Events or crimes on public record don’t need consent to produce legally. Morally and ethically, it’s disturbing that production companies make money off the pain and trauma the victims and their families have experienced, especially when they’re excluded from the process. One scene from the Netflix series depicts a nearly identical re-enactment of an emotional court statement issued by Rita Isbell, the sister of Errol Lindsey, one of Jeffrey Dahmer’s victims. Isbell, who was never contacted before the production of the series, shared her thoughts with Insider:

When I saw some of the show, it bothered me, especially when I saw myself — when I saw my name come across the screen and this lady saying verbatim exactly what I said. 

If I didn’t know any better, I would’ve thought it was me. Her hair was like mine, she had on the same clothes. That’s why it felt like reliving it all over again. It brought back all the emotions I was feeling back then.

I was never contacted about the show. I feel like Netflix should’ve asked if we mind or how we felt about making it. They didn’t ask me anything. They just did it.”

Rita Isbell, Insider

But it’s all the more twisted that our society obsesses on violence inflicted on others – especially women and other marginalized groups – and fails to protect them in everyday life. Serial killers like Jeffrey Dahmer often focused on people they believed wouldn’t be missed – marginalized individuals already cast aside in society. And the data tracks – violence against LGBTQ+ people – especially those of color – has been growing over the past few years. LGBTQ+ people are four times more likely to be victims of a violent crime than straight people (Williams Institute). In this group, trans and gender nonconforming people are most likely to experience harm (HRC). 

Stories of violence against marginalized people are less likely to be reported. Prominent news anchor Gwen Ifill referred to this as “missing white woman syndrome,” “the media’s seeming fascination with covering missing or endangered white women — like Gabby Petito, Laci Peterson, or Natalee Holloway — and its seeming disinterest in cases involving missing people of color” (NPR).

Just last week, 22-year-old Dasia Johnson was brutally murdered by her abusive ex-boyfriend.

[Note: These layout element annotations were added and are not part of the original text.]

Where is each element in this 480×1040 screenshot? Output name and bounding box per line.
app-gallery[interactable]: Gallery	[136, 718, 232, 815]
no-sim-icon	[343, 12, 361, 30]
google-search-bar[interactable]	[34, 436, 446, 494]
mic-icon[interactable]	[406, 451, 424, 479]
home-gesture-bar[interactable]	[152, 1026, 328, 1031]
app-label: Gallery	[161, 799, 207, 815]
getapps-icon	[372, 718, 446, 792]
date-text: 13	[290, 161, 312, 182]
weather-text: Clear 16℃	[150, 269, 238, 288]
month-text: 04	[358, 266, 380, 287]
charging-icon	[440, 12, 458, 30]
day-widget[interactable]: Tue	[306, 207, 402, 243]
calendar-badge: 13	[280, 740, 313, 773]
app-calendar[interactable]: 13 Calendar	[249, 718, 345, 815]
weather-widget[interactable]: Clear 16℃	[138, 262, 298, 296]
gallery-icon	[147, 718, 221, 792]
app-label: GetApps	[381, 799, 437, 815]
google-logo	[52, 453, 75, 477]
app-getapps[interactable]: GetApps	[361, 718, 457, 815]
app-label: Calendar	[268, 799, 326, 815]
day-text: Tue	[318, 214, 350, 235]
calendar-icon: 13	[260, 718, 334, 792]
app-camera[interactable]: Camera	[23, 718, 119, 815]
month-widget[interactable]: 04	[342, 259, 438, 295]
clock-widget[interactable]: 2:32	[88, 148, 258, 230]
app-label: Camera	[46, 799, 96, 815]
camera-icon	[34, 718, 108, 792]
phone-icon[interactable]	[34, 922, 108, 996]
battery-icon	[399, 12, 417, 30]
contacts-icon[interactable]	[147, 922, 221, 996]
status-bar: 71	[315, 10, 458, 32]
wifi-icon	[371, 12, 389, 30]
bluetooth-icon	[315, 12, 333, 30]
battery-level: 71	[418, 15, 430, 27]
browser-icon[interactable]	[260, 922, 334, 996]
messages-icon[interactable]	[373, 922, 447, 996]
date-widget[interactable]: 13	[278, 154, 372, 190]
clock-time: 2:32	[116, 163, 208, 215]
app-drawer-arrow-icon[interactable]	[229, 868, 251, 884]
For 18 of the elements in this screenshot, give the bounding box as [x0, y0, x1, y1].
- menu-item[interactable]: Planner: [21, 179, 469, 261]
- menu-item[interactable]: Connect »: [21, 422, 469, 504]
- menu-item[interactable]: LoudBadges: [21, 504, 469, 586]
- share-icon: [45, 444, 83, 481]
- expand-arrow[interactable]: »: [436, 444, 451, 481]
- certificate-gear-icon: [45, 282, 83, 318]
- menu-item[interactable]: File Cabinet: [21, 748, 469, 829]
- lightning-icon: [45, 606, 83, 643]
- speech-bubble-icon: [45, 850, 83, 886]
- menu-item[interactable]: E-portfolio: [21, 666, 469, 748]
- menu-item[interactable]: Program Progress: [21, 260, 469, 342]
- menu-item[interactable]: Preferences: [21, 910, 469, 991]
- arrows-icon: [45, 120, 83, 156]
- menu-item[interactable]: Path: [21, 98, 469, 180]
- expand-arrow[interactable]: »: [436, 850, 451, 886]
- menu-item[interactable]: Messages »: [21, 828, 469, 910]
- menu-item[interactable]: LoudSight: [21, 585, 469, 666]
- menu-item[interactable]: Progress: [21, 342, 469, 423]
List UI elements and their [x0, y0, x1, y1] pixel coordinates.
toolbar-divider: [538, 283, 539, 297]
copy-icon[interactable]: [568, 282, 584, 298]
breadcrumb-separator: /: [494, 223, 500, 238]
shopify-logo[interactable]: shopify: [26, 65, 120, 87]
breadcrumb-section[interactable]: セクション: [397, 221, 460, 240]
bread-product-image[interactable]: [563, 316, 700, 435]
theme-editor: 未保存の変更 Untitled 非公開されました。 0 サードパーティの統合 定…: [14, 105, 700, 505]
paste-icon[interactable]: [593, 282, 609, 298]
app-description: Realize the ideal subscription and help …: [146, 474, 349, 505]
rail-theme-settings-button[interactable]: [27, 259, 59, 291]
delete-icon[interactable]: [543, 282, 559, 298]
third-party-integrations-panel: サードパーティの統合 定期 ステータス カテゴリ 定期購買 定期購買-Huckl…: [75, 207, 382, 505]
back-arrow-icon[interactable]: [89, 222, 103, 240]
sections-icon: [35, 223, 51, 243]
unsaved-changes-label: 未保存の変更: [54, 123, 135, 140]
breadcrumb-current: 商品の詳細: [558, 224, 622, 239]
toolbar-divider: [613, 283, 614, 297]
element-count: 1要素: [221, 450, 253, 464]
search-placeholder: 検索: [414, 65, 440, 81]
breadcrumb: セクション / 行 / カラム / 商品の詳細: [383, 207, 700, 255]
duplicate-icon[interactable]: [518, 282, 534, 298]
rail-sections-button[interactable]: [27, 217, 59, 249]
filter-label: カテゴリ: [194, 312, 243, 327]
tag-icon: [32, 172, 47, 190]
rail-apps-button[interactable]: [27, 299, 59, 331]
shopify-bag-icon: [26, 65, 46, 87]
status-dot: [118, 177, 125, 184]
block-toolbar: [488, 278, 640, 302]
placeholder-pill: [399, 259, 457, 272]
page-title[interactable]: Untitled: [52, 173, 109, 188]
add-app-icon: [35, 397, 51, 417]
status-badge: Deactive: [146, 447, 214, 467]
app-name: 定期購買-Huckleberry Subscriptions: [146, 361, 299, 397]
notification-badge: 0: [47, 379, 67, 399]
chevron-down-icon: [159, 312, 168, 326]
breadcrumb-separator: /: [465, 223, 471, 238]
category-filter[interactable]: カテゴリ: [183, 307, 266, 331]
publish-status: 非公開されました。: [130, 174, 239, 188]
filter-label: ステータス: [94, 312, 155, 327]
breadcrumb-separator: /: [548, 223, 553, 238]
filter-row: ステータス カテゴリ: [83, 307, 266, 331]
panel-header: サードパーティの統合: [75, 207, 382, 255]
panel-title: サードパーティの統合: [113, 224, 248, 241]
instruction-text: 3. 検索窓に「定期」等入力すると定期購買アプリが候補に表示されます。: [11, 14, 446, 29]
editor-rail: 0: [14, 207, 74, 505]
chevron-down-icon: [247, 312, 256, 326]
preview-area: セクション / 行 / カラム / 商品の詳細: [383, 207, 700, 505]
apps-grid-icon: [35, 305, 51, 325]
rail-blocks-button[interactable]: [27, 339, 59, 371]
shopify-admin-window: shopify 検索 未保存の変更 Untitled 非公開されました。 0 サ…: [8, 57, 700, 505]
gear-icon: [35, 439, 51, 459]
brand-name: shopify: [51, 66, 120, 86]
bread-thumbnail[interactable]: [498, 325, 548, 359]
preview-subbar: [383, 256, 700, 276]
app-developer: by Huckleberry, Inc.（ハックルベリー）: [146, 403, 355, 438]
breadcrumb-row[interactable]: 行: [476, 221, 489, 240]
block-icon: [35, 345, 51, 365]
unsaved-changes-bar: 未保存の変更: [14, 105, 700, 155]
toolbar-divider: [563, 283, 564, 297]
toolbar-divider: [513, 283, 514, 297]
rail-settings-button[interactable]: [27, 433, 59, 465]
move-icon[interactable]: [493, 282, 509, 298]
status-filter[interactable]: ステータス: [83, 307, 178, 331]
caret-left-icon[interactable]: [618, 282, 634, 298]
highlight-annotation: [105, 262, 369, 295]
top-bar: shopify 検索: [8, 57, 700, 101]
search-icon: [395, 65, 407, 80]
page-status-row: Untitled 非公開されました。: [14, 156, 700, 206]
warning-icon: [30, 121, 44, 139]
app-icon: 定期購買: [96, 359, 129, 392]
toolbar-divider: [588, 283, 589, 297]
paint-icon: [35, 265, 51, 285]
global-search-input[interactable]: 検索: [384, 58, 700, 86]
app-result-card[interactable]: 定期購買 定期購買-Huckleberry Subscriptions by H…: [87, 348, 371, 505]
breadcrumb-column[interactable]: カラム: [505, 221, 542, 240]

She was missing for a week before her body was found dismembered and stuffed into two suitcases in her apartment in Cypress Hills, Brooklyn. Johnson, a victim of domestic violence, had a restraining order against her ex, and neighbors repeatedly called the cops after previous incidences of violence (NYPost). Currently, her ex is still at large. Despite the gruesome severity of the crime, most major news outlets have failed to report it, sparking outrage on social media (Twitter).

Our society prefers to capitalize on the deaths of marginalized people but refuses to protect them while they’re alive.

Some victims’ families will willingly participate in media around true crimes, like those often seen in cold or unfinished cases. Even with informed consent, consider what it says about us that, as a society, we must rely on media to seek justice. We must do more today to ensure that harm experienced by the most marginalized never becomes trivialized, especially after they’re unfairly taken from this world.